Amid laughter she tells you how much music – which is her all-consuming thrill – means to her. She speaks as she sings – in cadences not dissimilar to samba. She is also singing at the top of her game. When she does so on the repertoire of this album, her seduction is complete and it feels as if that a smiling Vinicius is also in the room with her. Seduction, after all, is what Vinicius was famous for; his poetry was filled with it. Remarkably, Mart’nália’s interpretations of Vinicius’ songs bask in seduction especially in the manner in which the lyrics whisper huskily as they come to life in the rhythm of her enunciation of the words and the hypnotism of the metaphors.
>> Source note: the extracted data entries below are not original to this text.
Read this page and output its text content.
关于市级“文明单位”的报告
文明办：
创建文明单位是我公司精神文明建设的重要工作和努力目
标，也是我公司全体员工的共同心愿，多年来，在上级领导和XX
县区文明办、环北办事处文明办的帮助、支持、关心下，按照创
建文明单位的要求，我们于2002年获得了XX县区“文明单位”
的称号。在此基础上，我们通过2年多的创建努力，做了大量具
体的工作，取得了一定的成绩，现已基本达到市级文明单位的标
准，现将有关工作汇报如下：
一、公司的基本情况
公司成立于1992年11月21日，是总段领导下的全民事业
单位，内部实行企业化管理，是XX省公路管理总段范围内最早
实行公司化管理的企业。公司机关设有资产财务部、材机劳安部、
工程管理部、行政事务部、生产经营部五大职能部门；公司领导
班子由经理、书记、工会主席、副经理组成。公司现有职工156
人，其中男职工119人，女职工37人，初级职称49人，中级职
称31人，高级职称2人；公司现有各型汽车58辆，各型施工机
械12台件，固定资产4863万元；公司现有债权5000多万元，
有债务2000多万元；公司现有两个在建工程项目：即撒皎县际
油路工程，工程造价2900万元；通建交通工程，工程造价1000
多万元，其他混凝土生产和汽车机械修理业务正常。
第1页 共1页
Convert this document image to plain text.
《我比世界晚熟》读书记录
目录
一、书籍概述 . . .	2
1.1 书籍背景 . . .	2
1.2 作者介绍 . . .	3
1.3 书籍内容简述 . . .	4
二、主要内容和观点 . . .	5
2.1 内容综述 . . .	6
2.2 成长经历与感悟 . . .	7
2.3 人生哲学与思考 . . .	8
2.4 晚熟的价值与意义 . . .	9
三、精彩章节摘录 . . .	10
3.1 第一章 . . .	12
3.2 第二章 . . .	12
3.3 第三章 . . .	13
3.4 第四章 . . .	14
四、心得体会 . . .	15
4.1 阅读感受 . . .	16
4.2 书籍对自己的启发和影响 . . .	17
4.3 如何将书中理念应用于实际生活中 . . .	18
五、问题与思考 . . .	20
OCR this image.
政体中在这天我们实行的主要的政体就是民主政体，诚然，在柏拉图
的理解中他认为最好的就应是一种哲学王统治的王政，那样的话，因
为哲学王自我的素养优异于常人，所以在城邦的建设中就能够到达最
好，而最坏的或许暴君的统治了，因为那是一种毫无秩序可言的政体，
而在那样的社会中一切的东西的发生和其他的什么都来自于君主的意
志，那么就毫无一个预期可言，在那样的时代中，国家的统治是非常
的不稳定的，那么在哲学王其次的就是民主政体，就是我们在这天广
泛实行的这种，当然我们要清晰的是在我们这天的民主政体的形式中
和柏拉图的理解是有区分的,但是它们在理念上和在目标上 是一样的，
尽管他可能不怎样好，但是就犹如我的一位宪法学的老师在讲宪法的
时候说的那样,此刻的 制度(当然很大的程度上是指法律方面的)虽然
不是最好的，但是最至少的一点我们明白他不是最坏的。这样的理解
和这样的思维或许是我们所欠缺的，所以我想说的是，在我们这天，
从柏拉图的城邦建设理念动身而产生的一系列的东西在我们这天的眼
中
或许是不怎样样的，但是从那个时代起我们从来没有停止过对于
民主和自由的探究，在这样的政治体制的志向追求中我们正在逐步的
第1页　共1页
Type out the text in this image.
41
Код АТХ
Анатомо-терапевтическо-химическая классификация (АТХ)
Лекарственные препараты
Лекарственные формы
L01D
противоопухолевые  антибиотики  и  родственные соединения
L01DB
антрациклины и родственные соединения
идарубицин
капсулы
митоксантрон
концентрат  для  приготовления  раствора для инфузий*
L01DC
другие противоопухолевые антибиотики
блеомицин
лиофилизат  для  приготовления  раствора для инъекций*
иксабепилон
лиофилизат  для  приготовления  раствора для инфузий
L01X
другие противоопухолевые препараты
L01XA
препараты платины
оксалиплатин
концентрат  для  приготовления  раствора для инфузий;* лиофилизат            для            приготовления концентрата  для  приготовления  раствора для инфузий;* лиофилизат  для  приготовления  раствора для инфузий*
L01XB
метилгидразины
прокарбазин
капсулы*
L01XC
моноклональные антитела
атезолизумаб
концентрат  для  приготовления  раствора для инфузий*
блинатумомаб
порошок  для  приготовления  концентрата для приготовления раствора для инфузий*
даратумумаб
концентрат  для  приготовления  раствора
I had always hoped to speak with her; to hear what she had to say about this extraordinary project that she shared with the incomparable Arthur Maia, who has since, sadly, left us. But as Brasil struggles to find its way back to health and alegria, I knew that it was going to be a challenge. David McLoughlin – my friend, the Irishman who has gone native in São Paulo – was more than forthcoming in putting me together with Márcia Alvarez, Mart’nália’s manager, co-producer and friend.
Mart’nália herself took time off to answer my questions and listen to my effusive praise of her music and the album which some Brasilian critics seem to think less of when compared to her other work – which is where I beg to differ, of course. The album is brilliantly conceived and exquisitely executed with Mart’nália and Arthur Maia directing an ensemble of sublimely gifted musicians, who have given their all in honour of a beloved Brasilian icon, Vinicius de Moraes. What follows is an excerpt of the interview, followed by my review of the recording itself.
Raul Da Gama: Congratulations to you and Arthur and Marcia for this beautiful new album. I love it and I’m sure millions do too…
Mart’nália: Thank you very much. I’m so glad you liked the CD. Our production has been done here with so much love!
RdG: Tell me what does Vinicius mean to you – not what he means for Brasil – but for you personally?
M’n: [Without hesitating for a moment] For me Vinicius means love. He idolises and praises the woman in his lyrics. Our sufferings as women is translated and transformed into beauty! His poetry is life-giving to me!